Sunday, February 5, 2012

Lauren Crom Post 1 One Flew Over the Cuckoo's Nest

This book is by far the most interesting writing style that I have ever come across.

"The Dalles" as mentioned on page 6 when Chief Bromden reminisced about his childhood days.  It is the third oldest city in Oregon (founded in 1857), and served as the ending point for the Oregon Trail.  In its early stages of a city, it was one of the Pacific Northwest's largest trade, commerce, and economical centers.  Now, it is just a pretty little town in Oregon.

It always amazes me how cruel people are to other people.  When Chief Bromden is illustrating how "they hold me down while she jams wicker bag and all into my mouth shoves it down with a mop handle" (Kesey 7).  Chief was drugged, as he writes in the next two paragraphs, and confirmed in the next section:  "When the fog clears to where I can see, I am siting in the day room" (Kesey 8).
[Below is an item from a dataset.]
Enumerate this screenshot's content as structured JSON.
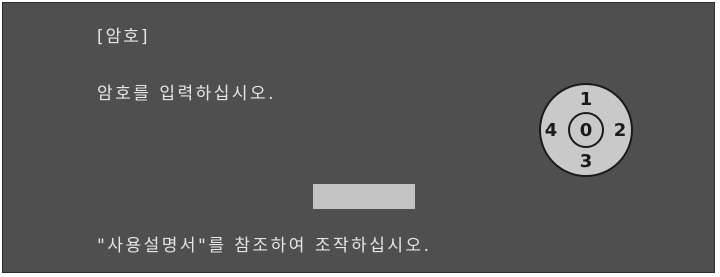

I found the section where Kesey is embellishing on the Chronics and the Acutes.  I was trying to piece together which one the Chief would be in, and on page 15 it is said flat out:  "But there are some of us Chronics that the staff made a couple of mistakes on years back."  They make these people sick.  The "installations" that is talked about makes me sick to my stomach--how can you go through ones eye and change his brain?  Does the Chief really know that these people are the same people, or maybe they bring in a look-a-like and stick him in the mental ward just to see how he does?  You never know in the sick world of the Acutes and the Chronics.

The Chronics and the Acutes are sort of like the Hindu's and the Moslems in Freedom at Midnight, in the sense that they don't generally mingle with each other, however they live in the same place and look at one another.   In One Flew Over the Cuckoo's Nest, there is also a social hierarchy within this mental clinic.

We can tell the time period of this book because Eisenhower was mentioned several times, and the craziest of all the people are considered to vote for Eisenhower.  He was a Republican, and the thirty-fourth president of the United States, serving from 1953 to 1951.

It surprised me how Chief Bromden didn't' even make one action when the two men were prodding at him, and making fun of him.  I believe that this far into the story, he can hear, although the people in the Cuckoo's Nest seem to think that he is deaf.  Maybe it appears that he is not deaf because the Chief watches carefully every single person that is in the hospital.

Hate is the resounding theme throughout One Flew Over the Cuckoo's nest.  Hate reappears throughout the chapter, reappears because the Nurse wants the black aids and the doctors to hold so much inner hate within them that one day their pipes could burst and no one will dare speak to them ever again.  Hate bounces off Chief Bromden because he wants to love.  It is written that he had love in his childhood with his father.  He does not want to hurt anyone, or hurt himself because he just doesn't possess the hate to do so.  He won't scream when he is being captured or held "hostage." The other patients are taught to hate one another and write secret confidential facts in the "logbook" where people confess things they shouldn't, so the nurse is aware of it.